Wie Ingo, so scheint auch Bernhard Albrecht nicht den absoluten Durchblick zu haben. In Patient meines Lebens schreibt er beispielsweise: „Denn das Bindegewebe des Schweins war chemisch identisch mit dem eines Menschen, Singhs Körper würde es nicht als ‚fremd’ erkennen.“

Mensch = Schwein?

Ich glaube nicht, dass es irgendein Schwein gibt, dessen Bindegewebe chemisch identisch mit dem irgendeines Menschen ist, es sei denn, dieser ist selber eines.

Des weiteren schreibt Albrecht auf Seite 54 davon, dass Frühgeborene die Welt erblicken. Selbst normale Neugeborene sehen jedoch bei der Geburt nur 30 cm weit und Frühgeborene vermutlich gar nichts. Ferner gibt es keine Anti-NMDA-Auto­antikörper, sondern Anti-NMDA-Rezeptor-Auto­antikörper, und dementsprechend auch keine Anti-NMDA-Enzephalitis, sondern Anti-NMDA-Rezeptor-Enzephalitis.
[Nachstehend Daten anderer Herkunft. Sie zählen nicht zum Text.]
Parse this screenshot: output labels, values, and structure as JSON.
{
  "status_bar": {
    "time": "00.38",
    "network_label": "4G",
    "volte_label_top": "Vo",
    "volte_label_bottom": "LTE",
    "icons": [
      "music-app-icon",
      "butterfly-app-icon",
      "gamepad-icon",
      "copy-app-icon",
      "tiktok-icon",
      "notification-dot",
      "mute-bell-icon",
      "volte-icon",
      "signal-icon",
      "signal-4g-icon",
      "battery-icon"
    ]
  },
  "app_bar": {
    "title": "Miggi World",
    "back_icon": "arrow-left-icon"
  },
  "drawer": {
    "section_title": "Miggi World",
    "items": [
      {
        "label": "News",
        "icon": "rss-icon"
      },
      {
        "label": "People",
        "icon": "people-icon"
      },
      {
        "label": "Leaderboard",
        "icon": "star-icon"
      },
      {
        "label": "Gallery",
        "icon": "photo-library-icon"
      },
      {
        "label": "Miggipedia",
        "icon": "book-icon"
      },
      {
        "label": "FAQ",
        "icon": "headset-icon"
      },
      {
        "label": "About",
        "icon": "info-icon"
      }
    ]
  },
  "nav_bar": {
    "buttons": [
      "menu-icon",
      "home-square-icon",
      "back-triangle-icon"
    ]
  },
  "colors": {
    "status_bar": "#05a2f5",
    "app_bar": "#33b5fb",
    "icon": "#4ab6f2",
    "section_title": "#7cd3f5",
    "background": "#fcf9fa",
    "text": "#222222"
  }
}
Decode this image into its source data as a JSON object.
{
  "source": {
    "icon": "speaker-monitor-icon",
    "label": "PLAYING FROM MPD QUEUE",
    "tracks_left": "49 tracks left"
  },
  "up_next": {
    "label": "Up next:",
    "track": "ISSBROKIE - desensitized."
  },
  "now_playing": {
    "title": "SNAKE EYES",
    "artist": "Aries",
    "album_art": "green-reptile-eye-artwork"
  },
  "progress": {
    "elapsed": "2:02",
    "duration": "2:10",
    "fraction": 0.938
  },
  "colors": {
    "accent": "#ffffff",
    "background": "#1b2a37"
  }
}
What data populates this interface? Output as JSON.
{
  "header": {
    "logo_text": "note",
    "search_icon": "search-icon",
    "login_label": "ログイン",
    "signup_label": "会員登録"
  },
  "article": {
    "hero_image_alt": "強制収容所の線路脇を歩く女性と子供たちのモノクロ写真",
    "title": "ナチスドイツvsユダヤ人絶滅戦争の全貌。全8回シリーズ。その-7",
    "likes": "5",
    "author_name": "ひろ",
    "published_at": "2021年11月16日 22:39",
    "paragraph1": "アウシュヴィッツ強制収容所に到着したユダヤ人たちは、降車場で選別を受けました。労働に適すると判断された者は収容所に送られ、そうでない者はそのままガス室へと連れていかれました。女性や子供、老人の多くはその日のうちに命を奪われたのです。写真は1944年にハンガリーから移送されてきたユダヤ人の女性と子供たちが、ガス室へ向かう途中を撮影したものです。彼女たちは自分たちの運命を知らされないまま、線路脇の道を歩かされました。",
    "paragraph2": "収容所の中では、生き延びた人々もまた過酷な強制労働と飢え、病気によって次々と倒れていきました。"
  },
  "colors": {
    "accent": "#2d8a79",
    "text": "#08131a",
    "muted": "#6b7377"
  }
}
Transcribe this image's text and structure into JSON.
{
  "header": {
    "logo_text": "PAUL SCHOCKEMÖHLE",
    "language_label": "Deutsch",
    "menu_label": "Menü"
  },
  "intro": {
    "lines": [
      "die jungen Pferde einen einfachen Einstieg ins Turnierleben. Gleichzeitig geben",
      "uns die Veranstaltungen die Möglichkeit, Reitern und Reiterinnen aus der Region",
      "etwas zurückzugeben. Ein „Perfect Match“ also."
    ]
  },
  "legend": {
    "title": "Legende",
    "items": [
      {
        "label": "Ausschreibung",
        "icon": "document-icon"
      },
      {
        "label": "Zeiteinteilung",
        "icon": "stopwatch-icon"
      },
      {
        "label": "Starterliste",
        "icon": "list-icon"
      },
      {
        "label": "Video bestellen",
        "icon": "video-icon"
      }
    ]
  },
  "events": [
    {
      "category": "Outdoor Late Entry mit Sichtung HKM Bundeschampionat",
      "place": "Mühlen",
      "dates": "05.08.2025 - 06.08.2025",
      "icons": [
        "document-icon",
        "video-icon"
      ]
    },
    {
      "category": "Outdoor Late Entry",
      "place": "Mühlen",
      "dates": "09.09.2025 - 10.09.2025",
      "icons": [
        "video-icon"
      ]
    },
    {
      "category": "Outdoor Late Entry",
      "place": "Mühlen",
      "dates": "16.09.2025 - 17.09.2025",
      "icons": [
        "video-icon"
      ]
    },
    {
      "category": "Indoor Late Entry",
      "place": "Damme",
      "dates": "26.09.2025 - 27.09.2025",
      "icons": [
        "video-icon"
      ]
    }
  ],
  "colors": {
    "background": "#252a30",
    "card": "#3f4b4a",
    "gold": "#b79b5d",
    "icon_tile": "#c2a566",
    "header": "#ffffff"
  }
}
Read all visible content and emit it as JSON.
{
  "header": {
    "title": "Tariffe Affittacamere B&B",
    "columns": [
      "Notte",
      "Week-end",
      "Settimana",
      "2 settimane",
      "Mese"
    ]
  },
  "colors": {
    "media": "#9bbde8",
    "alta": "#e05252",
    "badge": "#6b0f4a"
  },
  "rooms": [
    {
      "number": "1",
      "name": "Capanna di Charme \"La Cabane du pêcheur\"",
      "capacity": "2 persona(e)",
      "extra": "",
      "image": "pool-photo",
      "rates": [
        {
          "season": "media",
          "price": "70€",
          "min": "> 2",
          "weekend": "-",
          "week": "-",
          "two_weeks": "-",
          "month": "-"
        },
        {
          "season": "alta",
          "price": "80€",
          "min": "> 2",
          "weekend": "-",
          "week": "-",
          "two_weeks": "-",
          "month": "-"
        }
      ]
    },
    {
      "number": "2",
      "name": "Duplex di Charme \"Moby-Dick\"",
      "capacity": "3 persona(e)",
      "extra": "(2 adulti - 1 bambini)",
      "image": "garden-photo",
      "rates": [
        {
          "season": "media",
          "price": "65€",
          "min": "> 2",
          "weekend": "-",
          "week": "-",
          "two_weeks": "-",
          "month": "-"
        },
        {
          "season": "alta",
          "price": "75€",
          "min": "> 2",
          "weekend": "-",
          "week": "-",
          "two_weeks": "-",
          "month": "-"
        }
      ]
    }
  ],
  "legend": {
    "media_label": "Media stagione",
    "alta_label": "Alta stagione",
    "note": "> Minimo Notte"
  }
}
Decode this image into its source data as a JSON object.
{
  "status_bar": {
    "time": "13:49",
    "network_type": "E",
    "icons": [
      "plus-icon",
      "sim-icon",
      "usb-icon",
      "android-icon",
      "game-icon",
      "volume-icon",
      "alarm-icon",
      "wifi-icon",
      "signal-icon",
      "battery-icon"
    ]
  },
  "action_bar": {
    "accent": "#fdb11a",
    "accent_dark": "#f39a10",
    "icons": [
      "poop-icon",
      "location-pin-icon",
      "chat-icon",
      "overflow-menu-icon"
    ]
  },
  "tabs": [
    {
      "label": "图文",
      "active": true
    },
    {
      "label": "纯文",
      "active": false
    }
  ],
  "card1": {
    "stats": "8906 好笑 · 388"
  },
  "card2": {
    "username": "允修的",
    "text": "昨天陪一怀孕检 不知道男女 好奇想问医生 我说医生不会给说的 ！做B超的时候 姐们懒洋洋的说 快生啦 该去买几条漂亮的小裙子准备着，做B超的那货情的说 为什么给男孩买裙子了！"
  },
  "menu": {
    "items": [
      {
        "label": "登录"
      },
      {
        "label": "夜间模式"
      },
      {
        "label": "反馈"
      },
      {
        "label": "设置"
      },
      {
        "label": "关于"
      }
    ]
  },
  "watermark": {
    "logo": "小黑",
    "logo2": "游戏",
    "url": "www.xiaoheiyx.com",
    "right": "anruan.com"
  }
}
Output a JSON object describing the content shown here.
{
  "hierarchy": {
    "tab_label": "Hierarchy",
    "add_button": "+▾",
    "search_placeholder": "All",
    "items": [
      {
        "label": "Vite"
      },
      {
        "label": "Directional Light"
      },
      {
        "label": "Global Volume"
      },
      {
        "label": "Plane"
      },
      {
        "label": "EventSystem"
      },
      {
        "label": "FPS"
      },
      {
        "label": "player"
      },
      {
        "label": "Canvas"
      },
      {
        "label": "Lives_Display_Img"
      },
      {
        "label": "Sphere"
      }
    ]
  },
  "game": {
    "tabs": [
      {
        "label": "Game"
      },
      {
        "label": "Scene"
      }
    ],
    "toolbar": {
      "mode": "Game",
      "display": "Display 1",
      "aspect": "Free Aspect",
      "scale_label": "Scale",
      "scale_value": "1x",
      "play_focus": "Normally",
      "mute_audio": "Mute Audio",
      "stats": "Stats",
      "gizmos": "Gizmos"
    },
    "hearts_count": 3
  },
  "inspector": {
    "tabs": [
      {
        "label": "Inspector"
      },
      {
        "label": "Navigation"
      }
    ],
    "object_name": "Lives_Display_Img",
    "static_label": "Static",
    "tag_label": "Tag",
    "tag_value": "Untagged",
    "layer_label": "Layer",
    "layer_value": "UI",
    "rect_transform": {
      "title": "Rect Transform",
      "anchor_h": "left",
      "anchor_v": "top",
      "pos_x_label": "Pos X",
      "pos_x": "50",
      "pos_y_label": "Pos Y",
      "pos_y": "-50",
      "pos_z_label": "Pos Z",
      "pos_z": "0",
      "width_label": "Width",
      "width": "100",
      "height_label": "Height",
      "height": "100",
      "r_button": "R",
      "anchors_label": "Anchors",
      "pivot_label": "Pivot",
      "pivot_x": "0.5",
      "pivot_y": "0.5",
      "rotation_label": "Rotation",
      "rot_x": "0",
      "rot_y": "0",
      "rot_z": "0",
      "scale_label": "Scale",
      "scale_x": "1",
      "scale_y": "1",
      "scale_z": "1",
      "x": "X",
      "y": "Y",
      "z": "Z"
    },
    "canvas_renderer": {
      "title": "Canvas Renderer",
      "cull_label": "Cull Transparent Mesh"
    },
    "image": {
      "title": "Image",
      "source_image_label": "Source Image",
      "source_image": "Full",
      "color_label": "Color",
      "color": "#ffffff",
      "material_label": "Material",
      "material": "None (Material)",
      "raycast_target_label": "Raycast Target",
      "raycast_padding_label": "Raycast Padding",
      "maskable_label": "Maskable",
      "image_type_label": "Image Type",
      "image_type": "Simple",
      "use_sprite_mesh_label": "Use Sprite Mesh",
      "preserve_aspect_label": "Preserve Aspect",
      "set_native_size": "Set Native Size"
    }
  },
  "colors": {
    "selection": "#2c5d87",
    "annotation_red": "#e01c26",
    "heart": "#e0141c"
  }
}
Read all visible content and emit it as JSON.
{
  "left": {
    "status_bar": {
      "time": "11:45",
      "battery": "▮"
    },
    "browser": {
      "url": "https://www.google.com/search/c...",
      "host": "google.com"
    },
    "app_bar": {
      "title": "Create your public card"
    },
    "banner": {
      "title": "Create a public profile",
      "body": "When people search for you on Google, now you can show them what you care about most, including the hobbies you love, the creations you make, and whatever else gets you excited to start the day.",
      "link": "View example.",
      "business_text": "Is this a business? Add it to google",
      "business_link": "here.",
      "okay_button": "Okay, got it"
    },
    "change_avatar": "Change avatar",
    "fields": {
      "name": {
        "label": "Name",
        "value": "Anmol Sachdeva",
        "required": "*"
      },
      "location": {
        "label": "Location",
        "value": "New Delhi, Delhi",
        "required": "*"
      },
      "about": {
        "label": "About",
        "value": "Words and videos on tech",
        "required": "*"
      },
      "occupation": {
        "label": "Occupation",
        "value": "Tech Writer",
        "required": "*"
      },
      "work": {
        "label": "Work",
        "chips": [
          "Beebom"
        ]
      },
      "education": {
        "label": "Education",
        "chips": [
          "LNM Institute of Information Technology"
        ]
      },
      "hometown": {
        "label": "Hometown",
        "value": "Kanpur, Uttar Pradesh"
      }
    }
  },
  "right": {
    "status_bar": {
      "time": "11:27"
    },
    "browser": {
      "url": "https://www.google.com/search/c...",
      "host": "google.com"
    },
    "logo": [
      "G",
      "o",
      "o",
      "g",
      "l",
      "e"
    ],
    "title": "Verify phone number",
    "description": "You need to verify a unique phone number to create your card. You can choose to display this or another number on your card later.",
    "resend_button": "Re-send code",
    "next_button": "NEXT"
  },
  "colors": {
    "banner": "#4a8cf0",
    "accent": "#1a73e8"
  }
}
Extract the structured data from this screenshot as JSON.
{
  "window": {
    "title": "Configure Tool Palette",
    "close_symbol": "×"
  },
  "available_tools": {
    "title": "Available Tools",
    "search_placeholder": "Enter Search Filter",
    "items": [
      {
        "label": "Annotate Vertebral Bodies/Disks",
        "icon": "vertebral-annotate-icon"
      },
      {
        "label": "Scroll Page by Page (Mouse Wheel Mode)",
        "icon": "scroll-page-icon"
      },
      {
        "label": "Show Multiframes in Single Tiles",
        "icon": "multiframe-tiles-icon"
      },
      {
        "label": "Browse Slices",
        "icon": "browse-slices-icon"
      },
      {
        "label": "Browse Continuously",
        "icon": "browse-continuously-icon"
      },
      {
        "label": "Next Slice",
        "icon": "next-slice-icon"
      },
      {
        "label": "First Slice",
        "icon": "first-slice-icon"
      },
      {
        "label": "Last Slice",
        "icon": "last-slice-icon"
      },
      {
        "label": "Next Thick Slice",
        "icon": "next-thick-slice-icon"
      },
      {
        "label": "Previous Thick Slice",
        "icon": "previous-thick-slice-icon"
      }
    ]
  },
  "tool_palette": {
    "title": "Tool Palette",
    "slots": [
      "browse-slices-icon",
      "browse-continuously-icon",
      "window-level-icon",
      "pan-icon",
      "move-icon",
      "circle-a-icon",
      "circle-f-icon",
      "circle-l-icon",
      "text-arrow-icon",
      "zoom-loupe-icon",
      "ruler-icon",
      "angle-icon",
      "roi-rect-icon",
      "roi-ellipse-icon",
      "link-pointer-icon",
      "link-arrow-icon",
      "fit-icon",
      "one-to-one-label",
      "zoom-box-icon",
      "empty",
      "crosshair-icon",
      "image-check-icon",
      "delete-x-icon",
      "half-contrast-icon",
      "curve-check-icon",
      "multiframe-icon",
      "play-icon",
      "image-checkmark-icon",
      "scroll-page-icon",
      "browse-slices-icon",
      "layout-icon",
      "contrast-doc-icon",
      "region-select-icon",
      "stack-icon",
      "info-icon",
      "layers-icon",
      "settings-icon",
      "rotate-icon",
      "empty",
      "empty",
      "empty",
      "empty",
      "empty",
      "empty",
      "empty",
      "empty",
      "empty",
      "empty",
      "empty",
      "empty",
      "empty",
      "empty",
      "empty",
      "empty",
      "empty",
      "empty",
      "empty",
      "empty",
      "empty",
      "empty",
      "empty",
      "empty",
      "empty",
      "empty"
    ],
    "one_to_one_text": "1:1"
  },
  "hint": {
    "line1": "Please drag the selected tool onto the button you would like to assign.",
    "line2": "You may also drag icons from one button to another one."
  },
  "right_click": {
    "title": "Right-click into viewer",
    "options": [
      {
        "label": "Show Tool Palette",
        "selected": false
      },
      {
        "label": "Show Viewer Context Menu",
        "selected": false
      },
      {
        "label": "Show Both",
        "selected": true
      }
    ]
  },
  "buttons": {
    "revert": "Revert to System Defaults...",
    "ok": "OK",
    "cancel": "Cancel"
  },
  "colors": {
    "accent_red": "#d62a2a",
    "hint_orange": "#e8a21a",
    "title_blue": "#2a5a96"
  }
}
Es ist auch nicht die Leber, in der das Essen in Einzelbausteine aufgespalten wird, sondern Magen und Dünndarm – um nur die gröbsten Fehler zu nennen.

Was soll man mit solch einem Buch machen? Der praktische Arzt kann es ins Wartezimmer legen; die meisten Patienten werden es lesen – mit offenem Mund und feuchten Augen – und viele werden anschließend die engagierten Ärzte des Buchs mit ihrem eigenen Kuhdoktor verwechseln.

Ich habe damit meinen Kachelofen angefeuert. Wenn man die Seiten ordentlich und einzeln knüllt, entwickelt Patient meines Lebens genügend Hitze, um ein Klafterscheit aus Fichtenholz zu entzünden. Ganz ordentlich für so einen schmalen Band.